Я была общительным и тщеславным ребенком: не прочь поиграть в лапту и в круговой волейбол, привлечь к себе внимание, в любой детской компании покомандовать, организовать какую-то игру, домашний спектакль или массовую каверзу. Но в заполненной жизни минутами я попадала в лакуны, наполненные глубоким затаенным одиночеством. Его до конца не растворяли разнообразные подружки: дворовые, школьные и внешкольные, а также унаследованные от родителей дети их друзей. Кто бы мог предположить, что я страдаю от одиночества? Оно было столь глубоко зарыто во многих слоях личности, что порой я и сама о нем накрепко забывала. Но не навсегда. Оно жило во мне как притаившаяся заноза, как неизлечимая болезнь, оно требовало сокрытия. Это затаившееся одиночество жаждало разрешения.

В русском языке не вызрело слова, равного по смыслу английскому belonging. Имеющееся сообщество – дворовое игровое, школьное – взявшиеся за руки девочки в коричневых форменных платьях – не утоляло жажды. Лапте я все-таки предпочитала чтение, а попарное хождение по школьному двору наводило скуку. Наметился первый конфликт: жажда общности и отвращение к дисциплине. Душа искала родства, а телу велено было маршировать. Неразрешимость: осознаваемое постепенно одиночество и непристойность коллективного действия. А в школе – коричневая парность, краснознаменность, чувство постоянной неловкости от пафоса и лжи: как повяжешь галстук, береги его, Маяковский лесенкой, с пионерской песенкой, бодро, бодро! Вперед! Вперед!

От коммунизма тошнило. Спасала тяга к знанию. В пятом классе – краткий философский словарь, от Анаксагора и далее. История западноевропейской философии. Мусолю. Трудно. Совершенно непонятно. Зато когда десятилетиями позже к этому возвращаюсь, возникает эффект “припоминания”. Да, еще можно уйти в сторону – детская спортивная школа, там смысл очевиден: секунды, сантиметры… И всё по-честному.

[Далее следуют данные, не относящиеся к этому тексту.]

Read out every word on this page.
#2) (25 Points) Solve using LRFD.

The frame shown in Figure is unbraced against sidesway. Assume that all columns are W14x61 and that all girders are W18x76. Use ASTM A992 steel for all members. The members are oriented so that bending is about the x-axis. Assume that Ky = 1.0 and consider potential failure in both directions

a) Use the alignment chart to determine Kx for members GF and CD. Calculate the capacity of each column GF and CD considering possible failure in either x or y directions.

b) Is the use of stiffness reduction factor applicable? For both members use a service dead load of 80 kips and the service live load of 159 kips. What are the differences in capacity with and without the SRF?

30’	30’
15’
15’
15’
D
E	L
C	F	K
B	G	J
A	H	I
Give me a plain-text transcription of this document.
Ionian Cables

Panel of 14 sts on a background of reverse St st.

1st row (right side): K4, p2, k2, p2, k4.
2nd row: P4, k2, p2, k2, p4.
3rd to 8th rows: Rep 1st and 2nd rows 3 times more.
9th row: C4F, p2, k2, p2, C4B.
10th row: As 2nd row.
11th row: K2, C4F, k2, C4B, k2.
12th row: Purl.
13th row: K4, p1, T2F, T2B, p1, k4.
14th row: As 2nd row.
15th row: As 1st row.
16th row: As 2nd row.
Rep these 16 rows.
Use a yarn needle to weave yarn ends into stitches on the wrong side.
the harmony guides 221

Настолько по-честному, что мне там делать нечего: побеждает сильнейший. Какая жалость – от музыки меня спас туберкулез, рисование не увлекает. Еще не знала, что всякое художествопобег из неволи. Но это знает, может знать только талант, а таланта нисколько.

Смыслы, смыслы стали занимать. Начинается большое чтение. Про жизнь. Откуда взялась? Из лужи! От электрического разряда! Революция! Эволюция! Дарвин! Генетика! Волшебство науки. Всё складывается отлично. Лучше быть не может. Про тоску временно забыла: биофак. Ну, условности квадратной советской жизни, собственно, треугольной: партком, местком, администрация. Профсоюзное собрание, субботник, осенняя повинность “картошки”. Избегаю, игнорирую, презираю. Игра на плоскости. Колобок катится, в руки не дается, чудовище за ним гонится – не догонит. Но иногда догоняет. Хватает, бросает в темницу. Но главное: чудовище еще и смердит, отравляет жизнь, оглупляет ее. Воздуха не хватает. Низкий потолок. Давит на темечко. Немного начинаю задыхаться.

Где горний воздух? Неужели в учебниках философии?

Иудаизм проскочил мимо меня. Мой верующий прадед, последние годы жизни писавший свои комментарии к Библии на языке, который так и остался для меня иностранным, не смог, да скорее всего, не успел ввести меня в круг его интересов. Да я была слишком мала. Впрочем, именно от него я узнала первые библейские сюжеты. К нему приходили его старые друзья-талмудисты, и вряд ли я смогла бы услышать от них предложение, которое увлекло бы меня: их потертые пиджаки, усыпанные старческой перхотью, антикварные ботиночки, корявый русский язык, их полная отделенность, отрешенность от сегодняшней жизни скорее отталкивали. Их духовные и интеллектуальные драгоценности лишь отчасти стали доступны мне в гораздо более зрелые годы. В переводах! Этих ветхих мудрецов я полностью “прохлопала”. Между нами стоял непреодолимый культурный барьер: как общаться с людьми, которые не читали ни Пушкина, ни Толстого, ни Достоевского?

Первым протянул руку доктор Штайнер. По прошествии лет могу свидетельствовать: вертикаль восставляется из любой точки. Доктор Штайнер ввел меня некоторым образом в проблематику, разрыхлил почву. Симпатичные московские антропософы, уже слегка оправившиеся после репрессий тридцатых годов, перепечатывали старые косноязычные переводы доктора, делали и новые, мало от прежних отличающиеся. Я с интересом пережевывала композицию из индуизма, христианства и воззрений мадам Блаватской, пока не наткнулась на большой альбом про Гетеанум. Художественное воплощение антропософских идей, полная пластическая бездарность недолго просуществовавшего храма раз и навсегда отвратили меня от антропософии. В те годы я была еще более категорична, чем теперь.

И тут, в силу необходимой случайности, в моей жизни появились первые христиане. И какие! Лучшие из лучших. Судьба меня ими просто соблазнила. Несколько человек из того времени, самые тогда молодые, живы и поныне, и поныне это лучшие из людей, которых я в жизни встречала. Я не могу назвать имена, чтобы не вызывать их смущение. Но они рядом и по сей день демонстрируют фактом своего существования, что христианство, принципиально “религия невозможного”, иногда, очень редко, выживает в своих лучших детях.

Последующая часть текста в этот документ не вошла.